A recent report by global investment firm Omidyar Network noted that Indians spend up to 40 per cent of their time online using social media (dominated by Facebook, WhatsApp and Instagram). Another 14 per cent of internet usage is spent entirely on consuming content on YouTube.
Facebook was early to spot the opportunity, collating user posts into video stories to be shared with friends. A slice of the past has become Facebook’s mainstay over the past couple of years with users being served with their memories, on a number of special occasions through the year. Uber is the new brand on the bandwagon this year with its ‘Year with Uber’. It has launched the campaign in the Asia Pacific markets which turns trip data into personalised, animated music videos.
“We invested as much effort into representing local character as building an engine that could stitch together the elements instantaneously and infinitely,” said R/GA Singapore’s Senior Technology
Director, Lauren Thevenet about the Uber campaign. “The complexity is concealed, making it an engaging user experience that seems effortless,” she added. Sanjay Gupta, head of marketing, Uber India says that the campaign aims to bring together data and moments, among them Indian cultural elements and festivals. “We are excited to launch a campaign that takes inspiration from the everyday experiences of our riders across over 100 cities in the Asia-Pacific region, including 29 cities in India,” he said.
For content platforms, year-end stories are a means of boosting content visibility too. YouTube’s Rewind video with the most popular content creators in a single video is a case in point as are similar efforts by Instagram.
The objective behind most of these initiatives is mainly to make the consumer feel special. And even if the user is not always at the centre of the tale being woven around the year gone by, brands hope to establish a sense of camaraderie by tying them into a common web of experiences. Such communication also usually sees a very high number of clicks, indicating that customer curiosity is kindled and retained through such initiatives.
Kelkar adds that year-end engagement initiatives are more popular among new age brands and (surprisingly), traditional businesses and e-commerce players haven’t caught on the opportunity yet. “If your online shopping website gave you personalised feedback on your annual shopping traits, not only would it be a great insight for you but also provide significant consumption patterns for the brand itself,” he said.

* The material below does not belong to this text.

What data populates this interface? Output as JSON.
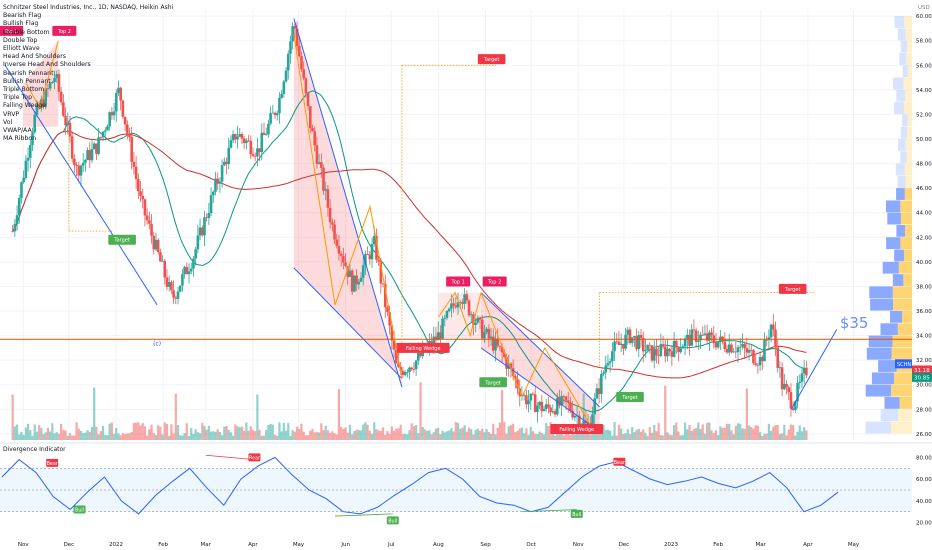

Brands use metrics like the number of shares and mentions of these posts to measure the engagement level of these initiatives. Given the huge numbers notched up, they continue to create more of the same. But that is a trap; to keep users interested, brands must continue to innovate and surprise with their use of customer data. Also, Kelkar cautions, brands should not view such data-led engagement only as a year-end opportunity. That would be myopic.